Oops, she did it again.
On Monday, Nancy Pelosi appeared on Capitol Hill to announce the Democratic Party’s police reform legislation in an outfit that told us exactly what she’s thinking about. Like her fellow Democrats, Pelosi complemented her festive, tomato-red pant suit with Kente cloth, the Ghanaian striped textile. The cloth, one supposes, was meant as a show of solidarity with the black community that has been systematically brutalized by police. But when the camera panned out to show Democrats taking a knee in silence for eight minutes and 46 seconds in honor of George Floyd, the image of many older white men wearing a traditional African textile made for an odd sight. (A photo of Senator Cory Booker, who opted not to wear one, with his brow furrowed, went mildly viral.)
The Kente stoles were distributed to Democrats by the Congressional Black Caucus; Representative Karen Bass, the chair of the CBC, told reporters that “the significance of the Kente cloth is our African heritage and, for those of you without that heritage, who are acting in solidarity.” (The Congressional Black Caucus did not return a request for further comment.) While the stoles are often worn with academic robes in the United States, many on Twitter wondered whether a traditional Ghanaian textile, which is rich with symbolism for the Ashanti people, is the best representation of politicians’ empathy for the black American experience. As fashion historian Shelby Ivey Christie put it, the textile “comes from Ghana + is their intellectual property—it’s not a U.S. political prop.” Wrote Bossip: “They could have done without this.”

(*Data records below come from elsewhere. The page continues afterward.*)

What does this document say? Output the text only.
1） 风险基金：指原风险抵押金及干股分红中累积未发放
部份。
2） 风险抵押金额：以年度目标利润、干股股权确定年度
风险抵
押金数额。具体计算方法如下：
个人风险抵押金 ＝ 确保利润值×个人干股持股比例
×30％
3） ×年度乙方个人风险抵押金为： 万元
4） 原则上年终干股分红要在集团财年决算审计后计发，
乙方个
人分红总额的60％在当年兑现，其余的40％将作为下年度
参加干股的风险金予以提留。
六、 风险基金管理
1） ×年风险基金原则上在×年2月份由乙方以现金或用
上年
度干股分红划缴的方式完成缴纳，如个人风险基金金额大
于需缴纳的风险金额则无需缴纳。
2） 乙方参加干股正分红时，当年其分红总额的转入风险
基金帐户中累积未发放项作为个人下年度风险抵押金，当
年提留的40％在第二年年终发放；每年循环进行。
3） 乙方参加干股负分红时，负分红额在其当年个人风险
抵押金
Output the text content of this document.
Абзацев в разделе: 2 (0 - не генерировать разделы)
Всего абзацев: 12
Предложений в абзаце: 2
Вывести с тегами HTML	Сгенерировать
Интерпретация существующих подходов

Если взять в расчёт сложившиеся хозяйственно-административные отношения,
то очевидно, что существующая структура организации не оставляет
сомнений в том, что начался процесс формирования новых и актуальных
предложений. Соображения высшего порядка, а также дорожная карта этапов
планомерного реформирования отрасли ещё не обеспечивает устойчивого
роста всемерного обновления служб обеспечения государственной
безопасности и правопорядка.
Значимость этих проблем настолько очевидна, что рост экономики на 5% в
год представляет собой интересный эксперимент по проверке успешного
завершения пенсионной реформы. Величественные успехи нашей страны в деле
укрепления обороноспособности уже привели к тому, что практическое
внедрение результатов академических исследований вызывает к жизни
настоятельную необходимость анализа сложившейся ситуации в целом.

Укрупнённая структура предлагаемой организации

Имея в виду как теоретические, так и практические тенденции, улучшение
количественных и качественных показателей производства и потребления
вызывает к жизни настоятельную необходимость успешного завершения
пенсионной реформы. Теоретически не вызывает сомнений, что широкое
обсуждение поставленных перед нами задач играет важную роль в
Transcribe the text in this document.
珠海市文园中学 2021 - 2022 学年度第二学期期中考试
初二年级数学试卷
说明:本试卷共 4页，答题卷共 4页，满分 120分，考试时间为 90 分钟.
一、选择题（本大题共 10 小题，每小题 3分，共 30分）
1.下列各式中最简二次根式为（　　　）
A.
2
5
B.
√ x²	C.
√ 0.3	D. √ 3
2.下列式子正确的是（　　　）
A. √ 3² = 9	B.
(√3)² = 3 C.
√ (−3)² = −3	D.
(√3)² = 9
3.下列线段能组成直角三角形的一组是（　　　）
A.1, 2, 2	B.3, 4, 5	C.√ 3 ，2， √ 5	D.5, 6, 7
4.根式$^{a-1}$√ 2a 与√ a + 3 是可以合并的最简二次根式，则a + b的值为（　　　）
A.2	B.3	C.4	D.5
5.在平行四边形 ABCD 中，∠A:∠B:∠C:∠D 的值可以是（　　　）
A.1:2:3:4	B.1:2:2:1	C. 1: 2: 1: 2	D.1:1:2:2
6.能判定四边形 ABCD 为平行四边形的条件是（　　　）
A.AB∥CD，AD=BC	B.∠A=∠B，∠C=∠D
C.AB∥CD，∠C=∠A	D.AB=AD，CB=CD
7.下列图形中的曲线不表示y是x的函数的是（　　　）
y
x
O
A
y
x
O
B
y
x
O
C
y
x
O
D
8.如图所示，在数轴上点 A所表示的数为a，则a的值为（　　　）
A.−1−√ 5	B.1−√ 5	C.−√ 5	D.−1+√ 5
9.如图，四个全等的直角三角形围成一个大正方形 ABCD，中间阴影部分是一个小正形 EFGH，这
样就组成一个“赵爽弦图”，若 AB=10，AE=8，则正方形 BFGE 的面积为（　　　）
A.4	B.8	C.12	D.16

The Kente confusion is the latest example of politicians using clothing to convey what they feel they cannot, should not, or will not say. It is what’s commonly called “fashion diplomacy.” It has become one of the most prominent features of our increasingly visual American democracy over the past decade.
And it needs to end.
Fashion diplomacy has long been a part of being a woman in the public sphere: First Ladies from Jackie Kennedy to Melania Trump have worn specific designers or silhouettes to nod to foreign guests and hosts, and Michelle Obama made J.Crew a key component of her relatability to the average American woman. (It’s not just an American thing, either: Princess Diana made a whole career out of wearing outfits that showed her allegiance to certain causes or allies (or her venom for her estranged husband)).
But the current wave of fashion diplomacy became a regular feature of American political dialogue shortly before the 2016 election, when Hillary Clinton’s Nina McLemore pantsuits suddenly became a window into her elusive public persona. It can be hard to remember that only a few years ago, it was considered frivolous and even sexist to discuss how a politician dressed—a distraction from the “real issues”–but Clinton, hoping to emphasize gender in a way she’d avoided in 2008, cannily used her suits to express a idealistic breed of professional feminism. She often did this with great success, wearing a white suit to accept the Democratic nomination as a nod to the Suffragist movement, for example. But during the Trump administration, which puts a premium on its members’ “straight out of central casting” physical appearances, clothes have shifted from a way to amplify a message to something more like costume, for both Democrats and Republicans. (Finally: a truly bipartisan issue!) Clothing has been a crucial component of Ivanka and Jared Kushner’s campaign to style themselves as the heirs to the Kennedys’ Camelot, as if they are searching through a wardrobe department to dress for the job they want. Though women tend to be the focus of these readings, men are skilled practitioners of fashion diplomacy, too: Prince Harry wears a J. Crew Ludlow Suit to boost his man-of-the-people bonafides, and Donald Trump’s too-long, too-wide ties are, uh, crude expressions of virility.